Figure 6.

Activation of p53 independent apoptosis in Pot1b ^Δ/ ; p53 ^−/− mice. (A) Immunoblotting for total Rb, phosphorylated‐Rb, E2F1, p38 MAP kinase, phosphorylated‐Chk1, p16 and p73 expression in mouse spleen cells of the indicated genotypes. γ‐tubulin was used as the loading control. (B) Western analysis for PARP, cleaved PARP (arrow), phospho‐Chk1, total Rb and p73 expression in mouse spleen cells of the indicated genotypes. γ‐tubulin was used as the loading control. Samples were run on the same gel but the lanes were not all contiguous. (C) Real‐time RT‐PCR results showing the expression of PUMA (upper left), BAX (upper right) and Caspase 3 (lower) in spleen cells from WT, Pot1b ^Δ/Δ , p53 ^−/− and Pot1b^Δ/Δ ; p53 ^−/− mice.
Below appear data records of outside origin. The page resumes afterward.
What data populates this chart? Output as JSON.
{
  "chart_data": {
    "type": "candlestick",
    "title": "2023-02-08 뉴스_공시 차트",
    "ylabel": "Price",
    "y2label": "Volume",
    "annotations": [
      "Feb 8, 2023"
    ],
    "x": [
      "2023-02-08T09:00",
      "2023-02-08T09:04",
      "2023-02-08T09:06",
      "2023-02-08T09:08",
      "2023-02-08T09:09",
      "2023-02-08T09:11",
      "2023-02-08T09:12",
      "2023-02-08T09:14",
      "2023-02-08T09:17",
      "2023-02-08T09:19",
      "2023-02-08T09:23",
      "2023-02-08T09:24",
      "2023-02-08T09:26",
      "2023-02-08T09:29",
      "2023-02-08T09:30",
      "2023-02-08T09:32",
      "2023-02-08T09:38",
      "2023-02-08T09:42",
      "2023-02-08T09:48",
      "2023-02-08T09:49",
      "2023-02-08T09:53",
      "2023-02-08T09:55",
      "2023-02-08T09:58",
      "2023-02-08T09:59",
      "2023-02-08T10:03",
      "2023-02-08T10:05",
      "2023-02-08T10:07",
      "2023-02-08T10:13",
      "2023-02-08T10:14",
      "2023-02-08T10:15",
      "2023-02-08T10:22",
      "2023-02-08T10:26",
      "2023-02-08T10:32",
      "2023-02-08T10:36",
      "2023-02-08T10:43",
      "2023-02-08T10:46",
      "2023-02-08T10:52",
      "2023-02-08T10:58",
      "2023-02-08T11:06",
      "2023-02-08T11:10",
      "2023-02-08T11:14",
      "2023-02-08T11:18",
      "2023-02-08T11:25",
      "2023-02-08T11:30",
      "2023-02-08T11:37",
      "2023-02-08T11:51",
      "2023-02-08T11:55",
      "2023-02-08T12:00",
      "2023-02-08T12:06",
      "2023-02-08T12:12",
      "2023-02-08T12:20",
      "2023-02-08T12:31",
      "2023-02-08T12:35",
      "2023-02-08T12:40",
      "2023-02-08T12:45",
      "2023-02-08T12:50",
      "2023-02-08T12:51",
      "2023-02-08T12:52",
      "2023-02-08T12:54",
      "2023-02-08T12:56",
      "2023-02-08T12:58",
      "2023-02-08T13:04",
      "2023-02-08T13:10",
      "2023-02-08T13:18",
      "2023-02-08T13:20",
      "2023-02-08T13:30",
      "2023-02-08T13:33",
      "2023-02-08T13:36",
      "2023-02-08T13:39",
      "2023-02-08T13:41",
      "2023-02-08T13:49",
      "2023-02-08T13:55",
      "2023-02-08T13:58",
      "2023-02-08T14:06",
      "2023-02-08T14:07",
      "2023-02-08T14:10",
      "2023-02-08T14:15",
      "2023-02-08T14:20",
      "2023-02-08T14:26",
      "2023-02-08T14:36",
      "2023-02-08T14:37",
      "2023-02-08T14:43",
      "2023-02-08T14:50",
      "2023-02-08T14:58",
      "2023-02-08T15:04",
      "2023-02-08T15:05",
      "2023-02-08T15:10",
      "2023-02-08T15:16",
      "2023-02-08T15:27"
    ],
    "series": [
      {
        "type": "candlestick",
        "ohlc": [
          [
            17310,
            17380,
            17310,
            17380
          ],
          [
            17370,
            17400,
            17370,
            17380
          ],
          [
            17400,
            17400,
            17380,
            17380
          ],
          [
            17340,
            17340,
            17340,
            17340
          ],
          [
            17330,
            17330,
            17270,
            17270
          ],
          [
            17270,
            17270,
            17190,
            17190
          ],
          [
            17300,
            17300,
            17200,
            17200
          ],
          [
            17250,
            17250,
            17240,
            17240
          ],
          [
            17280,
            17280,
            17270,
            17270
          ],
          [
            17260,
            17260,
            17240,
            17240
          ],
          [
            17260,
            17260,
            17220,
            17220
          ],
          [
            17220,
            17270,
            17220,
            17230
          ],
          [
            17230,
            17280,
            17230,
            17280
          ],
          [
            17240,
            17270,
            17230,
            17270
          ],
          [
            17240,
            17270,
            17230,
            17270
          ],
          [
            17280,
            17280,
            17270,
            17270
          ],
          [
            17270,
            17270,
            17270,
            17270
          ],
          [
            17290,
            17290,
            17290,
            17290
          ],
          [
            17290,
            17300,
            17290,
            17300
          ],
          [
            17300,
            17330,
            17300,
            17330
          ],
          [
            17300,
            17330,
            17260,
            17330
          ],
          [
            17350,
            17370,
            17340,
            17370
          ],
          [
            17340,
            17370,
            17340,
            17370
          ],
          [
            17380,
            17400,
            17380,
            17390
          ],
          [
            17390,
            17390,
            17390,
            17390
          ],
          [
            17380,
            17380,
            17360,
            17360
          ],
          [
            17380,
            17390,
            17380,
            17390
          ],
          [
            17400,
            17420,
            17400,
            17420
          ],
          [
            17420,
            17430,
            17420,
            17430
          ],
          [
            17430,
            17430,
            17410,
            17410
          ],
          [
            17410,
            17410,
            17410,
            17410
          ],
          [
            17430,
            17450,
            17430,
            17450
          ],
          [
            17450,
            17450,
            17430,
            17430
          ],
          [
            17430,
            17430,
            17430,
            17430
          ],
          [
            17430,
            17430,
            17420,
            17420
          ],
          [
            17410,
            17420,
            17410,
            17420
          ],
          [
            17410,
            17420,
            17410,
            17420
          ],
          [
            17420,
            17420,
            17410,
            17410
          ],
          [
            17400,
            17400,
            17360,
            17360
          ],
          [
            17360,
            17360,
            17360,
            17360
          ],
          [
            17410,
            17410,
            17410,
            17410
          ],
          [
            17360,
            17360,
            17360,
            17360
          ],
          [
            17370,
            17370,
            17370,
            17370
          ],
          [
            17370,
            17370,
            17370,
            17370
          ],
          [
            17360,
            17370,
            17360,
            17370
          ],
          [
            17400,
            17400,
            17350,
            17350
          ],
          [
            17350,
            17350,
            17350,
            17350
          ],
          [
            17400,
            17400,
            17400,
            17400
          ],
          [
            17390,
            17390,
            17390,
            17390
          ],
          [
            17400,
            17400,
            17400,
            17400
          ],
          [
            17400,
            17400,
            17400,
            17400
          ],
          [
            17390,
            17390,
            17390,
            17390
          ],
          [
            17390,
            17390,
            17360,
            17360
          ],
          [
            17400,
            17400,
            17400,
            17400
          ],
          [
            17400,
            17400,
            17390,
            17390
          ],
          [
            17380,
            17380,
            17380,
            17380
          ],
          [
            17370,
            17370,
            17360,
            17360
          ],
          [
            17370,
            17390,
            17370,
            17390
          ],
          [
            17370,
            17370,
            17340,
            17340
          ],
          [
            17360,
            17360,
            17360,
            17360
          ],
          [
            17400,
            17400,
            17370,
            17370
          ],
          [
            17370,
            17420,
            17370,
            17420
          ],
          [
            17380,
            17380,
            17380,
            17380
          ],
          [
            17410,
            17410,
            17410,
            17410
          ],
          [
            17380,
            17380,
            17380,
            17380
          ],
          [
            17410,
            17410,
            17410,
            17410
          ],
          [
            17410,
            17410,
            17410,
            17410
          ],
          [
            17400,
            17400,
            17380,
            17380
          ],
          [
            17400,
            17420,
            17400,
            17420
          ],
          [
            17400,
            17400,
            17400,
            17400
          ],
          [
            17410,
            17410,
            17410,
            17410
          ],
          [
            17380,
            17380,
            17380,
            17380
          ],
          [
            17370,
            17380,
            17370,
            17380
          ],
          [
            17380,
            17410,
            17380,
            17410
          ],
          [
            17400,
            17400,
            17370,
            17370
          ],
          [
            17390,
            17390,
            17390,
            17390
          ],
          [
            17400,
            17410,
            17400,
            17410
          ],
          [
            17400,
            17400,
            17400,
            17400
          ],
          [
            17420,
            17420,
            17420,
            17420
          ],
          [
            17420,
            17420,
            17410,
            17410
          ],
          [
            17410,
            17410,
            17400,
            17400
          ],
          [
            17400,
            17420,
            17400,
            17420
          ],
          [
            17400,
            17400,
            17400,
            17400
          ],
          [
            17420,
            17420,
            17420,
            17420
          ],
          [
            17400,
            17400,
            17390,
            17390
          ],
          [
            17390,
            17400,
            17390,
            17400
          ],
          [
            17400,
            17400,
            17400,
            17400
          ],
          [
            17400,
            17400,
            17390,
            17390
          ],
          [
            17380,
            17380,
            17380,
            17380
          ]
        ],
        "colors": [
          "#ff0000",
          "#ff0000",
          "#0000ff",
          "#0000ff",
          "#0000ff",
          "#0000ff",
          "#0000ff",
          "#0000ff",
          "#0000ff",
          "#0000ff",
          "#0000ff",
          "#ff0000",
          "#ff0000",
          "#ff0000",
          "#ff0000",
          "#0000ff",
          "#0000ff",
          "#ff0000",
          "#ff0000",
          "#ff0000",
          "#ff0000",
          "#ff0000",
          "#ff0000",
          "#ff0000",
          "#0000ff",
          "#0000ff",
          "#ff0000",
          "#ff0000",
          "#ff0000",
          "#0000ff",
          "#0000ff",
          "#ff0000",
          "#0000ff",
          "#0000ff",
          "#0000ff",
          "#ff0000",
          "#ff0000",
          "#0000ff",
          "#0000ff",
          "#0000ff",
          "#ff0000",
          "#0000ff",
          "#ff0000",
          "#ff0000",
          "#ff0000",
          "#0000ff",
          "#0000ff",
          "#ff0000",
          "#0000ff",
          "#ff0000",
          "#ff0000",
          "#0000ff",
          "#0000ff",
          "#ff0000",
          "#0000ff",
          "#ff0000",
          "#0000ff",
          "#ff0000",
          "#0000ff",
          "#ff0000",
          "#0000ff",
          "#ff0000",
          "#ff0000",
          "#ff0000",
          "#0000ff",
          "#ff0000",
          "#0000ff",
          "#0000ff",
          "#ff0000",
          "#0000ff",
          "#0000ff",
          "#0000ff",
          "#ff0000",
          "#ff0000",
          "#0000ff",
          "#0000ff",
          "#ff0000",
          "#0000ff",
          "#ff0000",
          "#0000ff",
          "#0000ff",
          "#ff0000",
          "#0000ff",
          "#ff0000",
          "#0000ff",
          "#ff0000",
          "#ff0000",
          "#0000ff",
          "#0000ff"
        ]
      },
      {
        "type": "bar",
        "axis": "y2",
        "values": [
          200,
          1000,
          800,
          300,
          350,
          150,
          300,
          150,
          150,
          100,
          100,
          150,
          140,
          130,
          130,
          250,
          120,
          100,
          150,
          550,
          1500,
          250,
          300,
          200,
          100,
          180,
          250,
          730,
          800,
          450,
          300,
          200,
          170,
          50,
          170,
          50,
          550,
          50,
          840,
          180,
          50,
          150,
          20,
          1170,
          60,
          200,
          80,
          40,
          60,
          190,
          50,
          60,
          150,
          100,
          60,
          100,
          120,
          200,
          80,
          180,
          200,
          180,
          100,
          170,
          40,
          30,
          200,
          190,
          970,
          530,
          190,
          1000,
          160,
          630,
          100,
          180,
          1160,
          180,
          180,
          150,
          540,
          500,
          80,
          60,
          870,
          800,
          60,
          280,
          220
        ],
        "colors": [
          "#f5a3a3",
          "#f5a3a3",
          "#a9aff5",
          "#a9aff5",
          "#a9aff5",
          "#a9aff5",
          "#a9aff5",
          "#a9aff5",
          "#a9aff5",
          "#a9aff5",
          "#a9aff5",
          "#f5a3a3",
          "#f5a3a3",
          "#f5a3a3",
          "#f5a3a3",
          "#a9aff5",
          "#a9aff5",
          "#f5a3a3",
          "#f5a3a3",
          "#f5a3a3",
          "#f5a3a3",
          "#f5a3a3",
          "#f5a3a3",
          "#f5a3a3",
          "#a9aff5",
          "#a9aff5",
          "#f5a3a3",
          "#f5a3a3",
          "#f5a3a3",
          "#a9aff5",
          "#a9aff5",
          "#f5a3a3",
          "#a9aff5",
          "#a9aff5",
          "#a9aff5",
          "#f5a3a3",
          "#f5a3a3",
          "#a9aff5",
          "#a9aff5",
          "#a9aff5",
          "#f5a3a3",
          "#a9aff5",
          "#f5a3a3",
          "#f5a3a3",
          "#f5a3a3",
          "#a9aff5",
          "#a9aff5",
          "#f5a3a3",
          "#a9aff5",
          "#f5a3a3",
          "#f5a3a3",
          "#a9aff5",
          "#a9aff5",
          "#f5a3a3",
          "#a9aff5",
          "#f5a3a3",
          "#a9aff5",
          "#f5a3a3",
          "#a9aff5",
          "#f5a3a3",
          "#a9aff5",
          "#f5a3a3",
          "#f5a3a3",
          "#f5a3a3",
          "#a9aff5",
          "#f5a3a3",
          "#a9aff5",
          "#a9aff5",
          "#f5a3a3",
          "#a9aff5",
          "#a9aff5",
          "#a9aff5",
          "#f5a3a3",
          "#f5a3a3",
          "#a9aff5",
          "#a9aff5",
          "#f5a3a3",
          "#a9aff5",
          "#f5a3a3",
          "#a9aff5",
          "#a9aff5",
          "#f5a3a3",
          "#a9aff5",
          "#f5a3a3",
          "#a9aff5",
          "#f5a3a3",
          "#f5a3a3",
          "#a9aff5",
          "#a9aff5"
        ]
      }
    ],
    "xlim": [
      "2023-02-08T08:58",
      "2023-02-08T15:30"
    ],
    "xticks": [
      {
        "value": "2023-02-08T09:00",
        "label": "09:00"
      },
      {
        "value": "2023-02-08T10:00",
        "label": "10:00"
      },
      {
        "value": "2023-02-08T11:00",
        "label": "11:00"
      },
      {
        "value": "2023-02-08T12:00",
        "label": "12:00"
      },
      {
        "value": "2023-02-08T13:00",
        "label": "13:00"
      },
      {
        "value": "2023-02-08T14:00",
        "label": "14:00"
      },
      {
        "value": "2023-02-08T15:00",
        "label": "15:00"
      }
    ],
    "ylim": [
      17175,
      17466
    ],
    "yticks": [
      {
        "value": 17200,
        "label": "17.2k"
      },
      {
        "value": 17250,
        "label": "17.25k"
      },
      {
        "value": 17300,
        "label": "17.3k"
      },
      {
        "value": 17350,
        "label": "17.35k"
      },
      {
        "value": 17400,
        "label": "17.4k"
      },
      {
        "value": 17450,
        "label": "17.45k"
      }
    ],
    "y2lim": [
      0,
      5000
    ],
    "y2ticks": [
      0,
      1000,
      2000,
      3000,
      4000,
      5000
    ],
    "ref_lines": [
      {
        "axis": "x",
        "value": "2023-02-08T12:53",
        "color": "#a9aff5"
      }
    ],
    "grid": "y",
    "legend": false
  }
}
Each experiment was repeated in triplicate. Error bars represent SEM. (D) Representative FACS analysis of Annexin V and 7‐AAD expression in p53 ^−/− and p53 ^−/− ; p73 ^−/− MEFs 72 h after treatment with empty vector (EV), TPP1^ΔRD or shTRF2. p53 ^−/− MEFs treated with TPP1^ΔRD displayed increased number of Annexin‐V+, 7‐AAD‐ cells, which was significantly reduced in p53 ^−/− ;p73 ^−/− MEFs. (E) Real‐time (RT)‐PCR analysis of PUMA and BAX expression profiles in p53 ^−/− and p53 ^−/− ; p73 ^−/− MEFs after 72 h of treatment with EV or TPP1^ΔRD. Compared with p53^−/− MEFs expressing ^TPP1ΔRD, PUMA and BAX expression was largely abrogated in p53 ^−/− ; p73 ^−/− MEFs expressing TPP1^ΔRD. Each experiment was repeated in triplicate. Error bars represent SEM. A 2‐way ANOVA analysis was performed to calculate statistical significance.